[Top][All Lists]

[Date Prev][Date Next][Thread Prev][Thread Next][Date Index][Thread Index]

bug#17460: new snapshot available: grep-2.18.143-b298

From: Jim Meyering
Subject: bug#17460: new snapshot available: grep-2.18.143-b298
Date: Sat, 10 May 2014 22:43:09 -0700

Here's the latest, in preparation for a grep-2.19 release.
Please give it a good work-out and let us know of any problems.

This release includes an unusually large number of bug fixes and
impressive performance improvements, thanks to a lot of work
by Norihiro Tanaka and Paul Eggert.

grep snapshot:
  http://meyering.net/grep/grep-ss.tar.xz      1.2 MB

Here are the new parts of the NEWS file, followed by git shortlog entries:

** Improvements

  Performance has improved, typically by 10% and in some cases by a
  factor of 200.  However, performance of grep -P in UTF-8 locales has
  gotten worse as part of the fix for the abovementioned crashes.

** Bug fixes

  grep no longer mishandles patterns like [a-[.z.]], and no longer
  mishandles patterns like [^a] in locales that have multicharacter
  collating sequences so that [^a] can match a string of two characters.
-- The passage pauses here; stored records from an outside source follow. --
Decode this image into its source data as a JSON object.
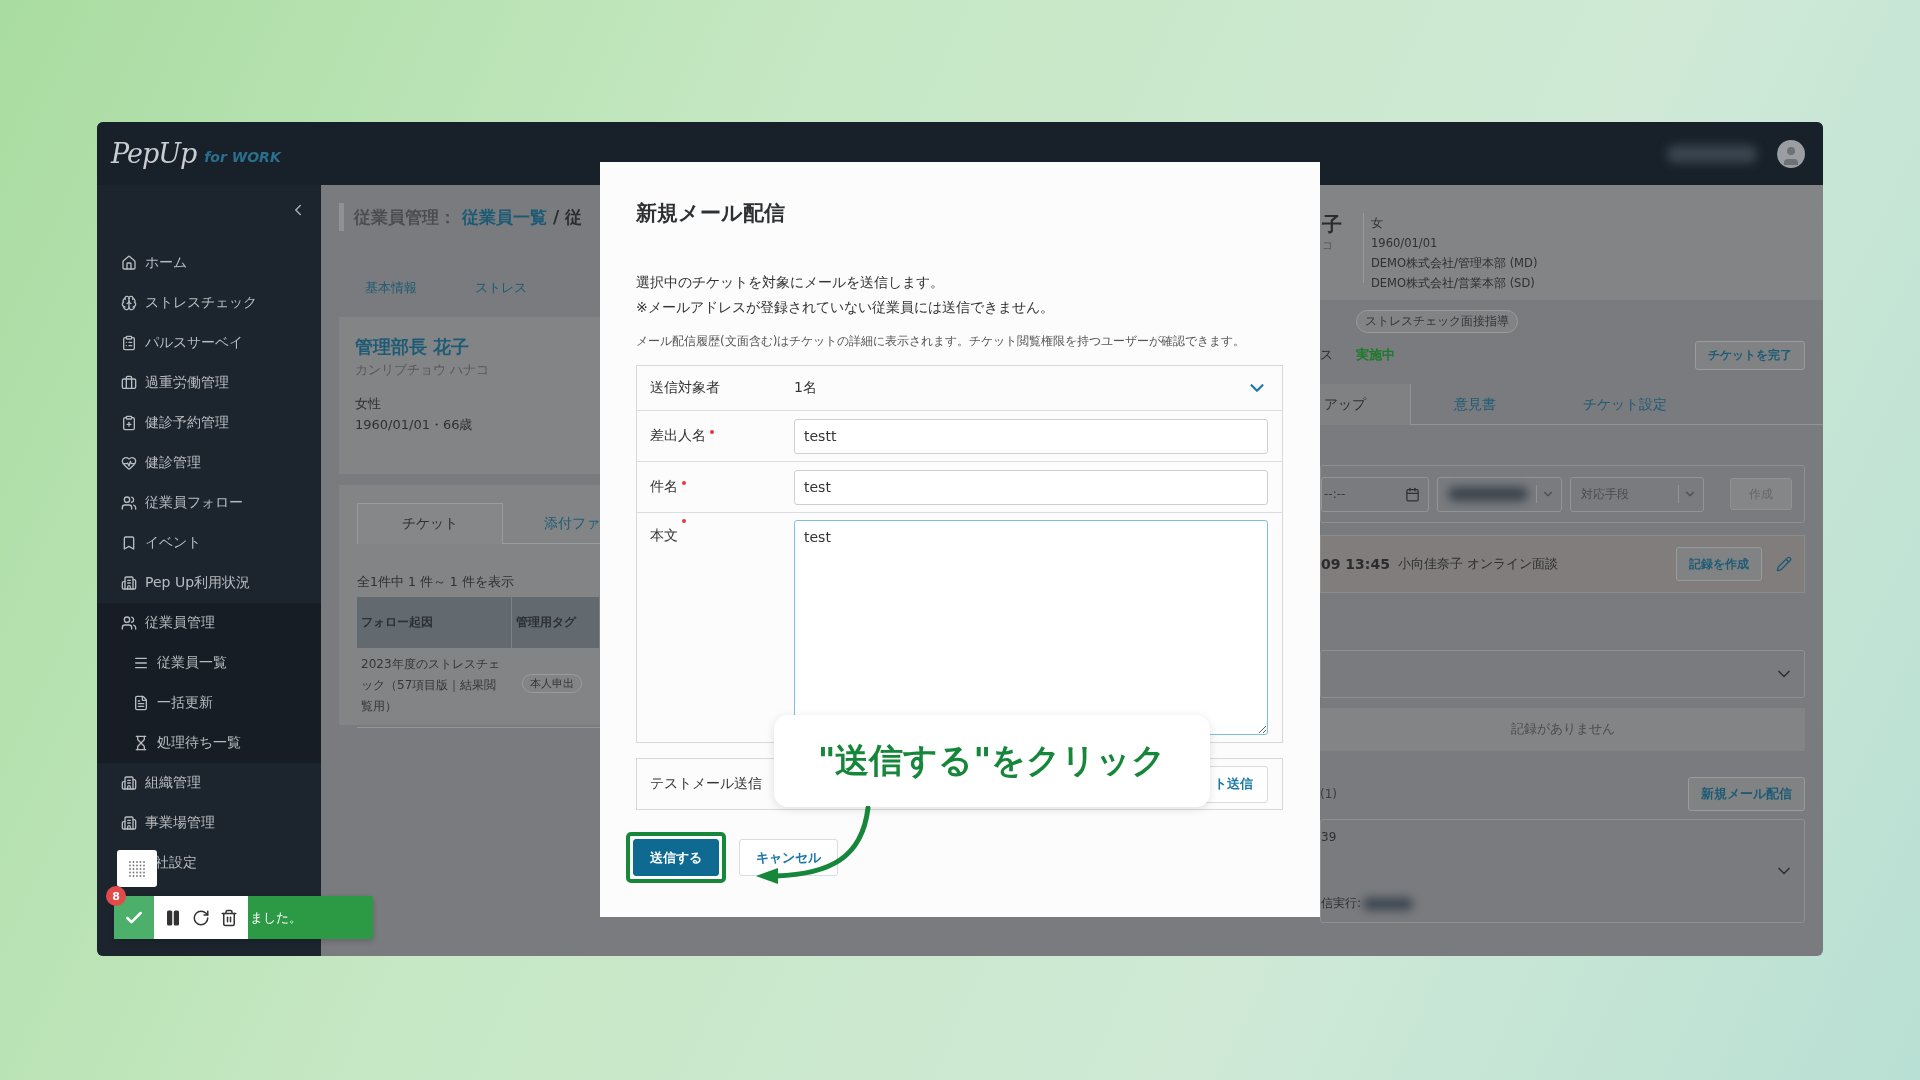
{
  "header": {
    "logo": "PepUp",
    "logo_tagline": "for WORK"
  },
  "sidebar": {
    "items": [
      {
        "label": "ホーム"
      },
      {
        "label": "ストレスチェック"
      },
      {
        "label": "パルスサーベイ"
      },
      {
        "label": "過重労働管理"
      },
      {
        "label": "健診予約管理"
      },
      {
        "label": "健診管理"
      },
      {
        "label": "従業員フォロー"
      },
      {
        "label": "イベント"
      },
      {
        "label": "Pep Up利用状況"
      },
      {
        "label": "従業員管理",
        "children": [
          {
            "label": "従業員一覧"
          },
          {
            "label": "一括更新"
          },
          {
            "label": "処理待ち一覧"
          }
        ]
      },
      {
        "label": "組織管理"
      },
      {
        "label": "事業場管理"
      },
      {
        "label": "社設定"
      }
    ]
  },
  "left": {
    "breadcrumb": [
      {
        "text": "従業員管理：",
        "kind": "section"
      },
      {
        "text": "従業員一覧",
        "kind": "link"
      },
      {
        "text": "/",
        "kind": "separator"
      },
      {
        "text": "従",
        "kind": "current"
      }
    ],
    "tabs": [
      "基本情報",
      "ストレス"
    ],
    "profile": {
      "name": "管理部長 花子",
      "kana": "カンリブチョウ ハナコ",
      "gender": "女性",
      "birth": "1960/01/01・66歳"
    },
    "panel_tabs": [
      {
        "label": "チケット",
        "selected": true
      },
      {
        "label": "添付ファ",
        "selected": false
      }
    ],
    "count": "全1件中 1 件～ 1 件を表示",
    "table": {
      "columns": [
        "フォロー起因",
        "管理用タグ"
      ],
      "rows": [
        {
          "cause": "2023年度のストレスチェック（57項目版｜結果閲覧用）",
          "tag": "本人申出"
        }
      ]
    }
  },
  "right": {
    "name_fragment": "子",
    "kana_fragment": "コ",
    "details": [
      "女",
      "1960/01/01",
      "DEMO株式会社/管理本部 (MD)",
      "DEMO株式会社/営業本部 (SD)"
    ],
    "tag": "ストレスチェック面接指導",
    "status_label": "ス",
    "status": "実施中",
    "complete_button": "チケットを完了",
    "tabs": [
      {
        "label": "アップ",
        "selected": true
      },
      {
        "label": "意見書",
        "selected": false
      },
      {
        "label": "チケット設定",
        "selected": false
      }
    ],
    "form": {
      "time": "--:--",
      "method_placeholder": "対応手段",
      "create_button": "作成",
      "create_disabled": true
    },
    "appointment": {
      "time": "09 13:45",
      "text": "小向佳奈子 オンライン面談",
      "button": "記録を作成"
    },
    "empty_text": "記録がありません",
    "mail_count": "(1)",
    "mail_button": "新規メール配信",
    "mail_item": {
      "time": "39",
      "label": "信実行:"
    }
  },
  "modal": {
    "title": "新規メール配信",
    "intro": [
      "選択中のチケットを対象にメールを送信します。",
      "※メールアドレスが登録されていない従業員には送信できません。"
    ],
    "note": "メール配信履歴(文面含む)はチケットの詳細に表示されます。チケット閲覧権限を持つユーザーが確認できます。",
    "fields": [
      {
        "kind": "select",
        "label": "送信対象者",
        "value": "1名",
        "required": false
      },
      {
        "kind": "input",
        "label": "差出人名",
        "value": "testt",
        "required": true,
        "focused": false
      },
      {
        "kind": "input",
        "label": "件名",
        "value": "test",
        "required": true,
        "focused": false
      },
      {
        "kind": "textarea",
        "label": "本文",
        "value": "test",
        "required": true,
        "focused": true
      }
    ],
    "test_mail": {
      "label": "テストメール送信",
      "button": "ト送信"
    },
    "actions": [
      {
        "label": "送信する",
        "kind": "primary",
        "highlighted": true
      },
      {
        "label": "キャンセル",
        "kind": "secondary",
        "highlighted": false
      }
    ]
  },
  "callout": {
    "text": "\"送信する\"をクリック"
  },
  "recorder": {
    "badge": "8",
    "message": "ました。"
  }
}
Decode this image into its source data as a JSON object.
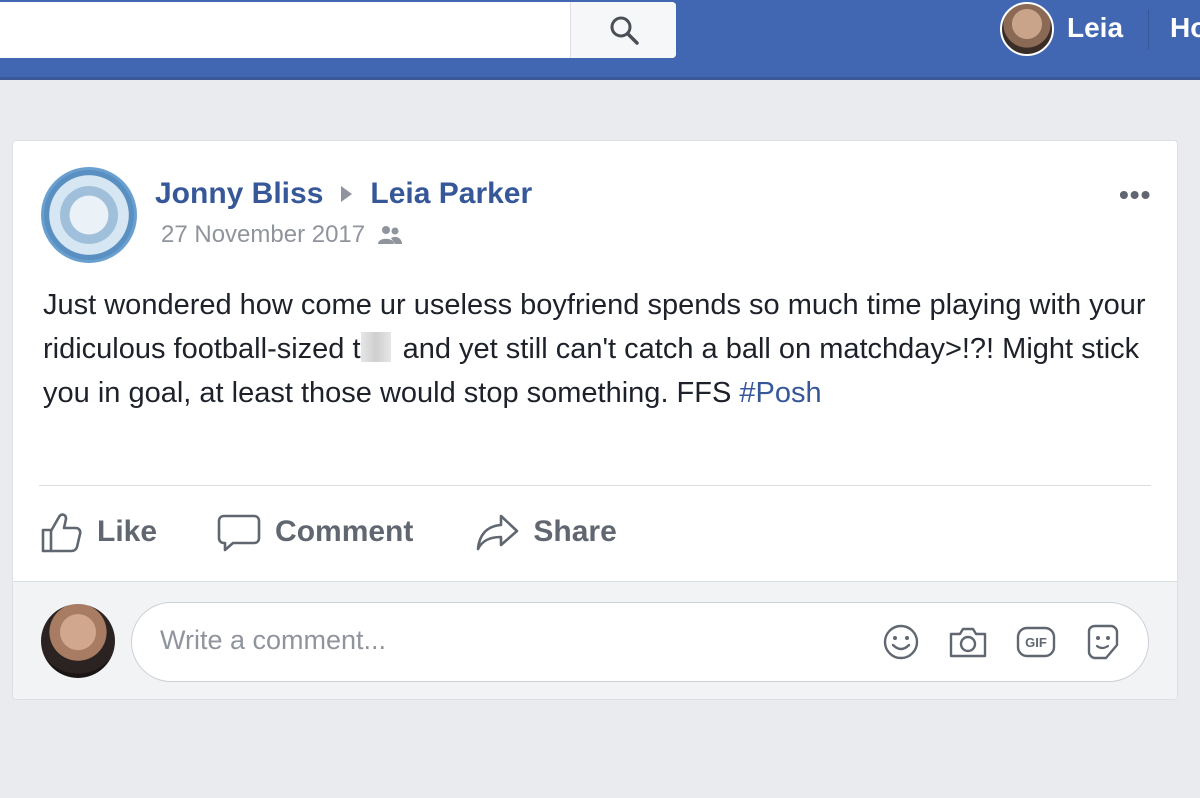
{
  "topbar": {
    "user_name": "Leia",
    "home_label": "Ho"
  },
  "post": {
    "author": "Jonny Bliss",
    "target": "Leia Parker",
    "date": "27 November 2017",
    "audience_icon": "friends-icon",
    "text_1": "Just wondered how come ur useless boyfriend spends so much time playing with your ridiculous football-sized t",
    "text_2": " and yet still can't catch a ball on matchday>!?! Might stick you in goal, at least those would stop something. FFS ",
    "hashtag": "#Posh",
    "more_label": "•••"
  },
  "actions": {
    "like": "Like",
    "comment": "Comment",
    "share": "Share"
  },
  "comment_box": {
    "placeholder": "Write a comment...",
    "icons": [
      "emoji-icon",
      "camera-icon",
      "gif-icon",
      "sticker-icon"
    ]
  },
  "colors": {
    "brand_blue": "#4267b2",
    "link_blue": "#365899",
    "muted_text": "#90949c",
    "action_text": "#606770"
  }
}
  grep no longer mishandles an empty pattern at the end of a pattern list.
  [bug introduced in grep-2.5]

  grep -C NUM now outputs separators consistently even when NUM is zero,
  and similarly for grep -A NUM and grep -B NUM.
  [bug present since "the beginning"]

  grep -f no longer mishandles patterns containing NUL bytes.
  [bug introduced in grep-2.11]

  Plain grep, grep -E, and grep -F now treat encoding errors in patterns
  the same way the GNU regular expression matcher treats them, with respect
  to whether the errors can match parts of multibyte characters in data.
  [bug present since "the beginning"]

  grep -w no longer mishandles a potential match adjacent to a letter that
  takes up two or more bytes in a multibyte encoding.
  Similarly, the patterns '\<', '\>', '\b', and '\B' no longer
  mishandle word-boundary matches in multibyte locales.
  [bug present since "the beginning"]

  grep -P now reports an error and exits when given invalid UTF-8 data.
  Previously it was unreliable, and sometimes crashed or looped.
  [bug introduced in grep-2.16]

  grep -P now works with -w and -x and backreferences. Before,
  echo aa|grep -Pw '(.)\1' would fail to match, yet
  echo aa|grep -Pw '(.)\2' would match.

  grep -Pw now works like grep -w in that the matched string has to be
  preceded and followed by non-word components or the beginning and end
  of the line (as opposed to word boundaries before).  Before, this
  echo a@@a| grep -Pw @@ would match, yet this
  echo a@@a| grep -w @@ would not.  Now, they both fail to match,
  per the documentation on how grep's -w works.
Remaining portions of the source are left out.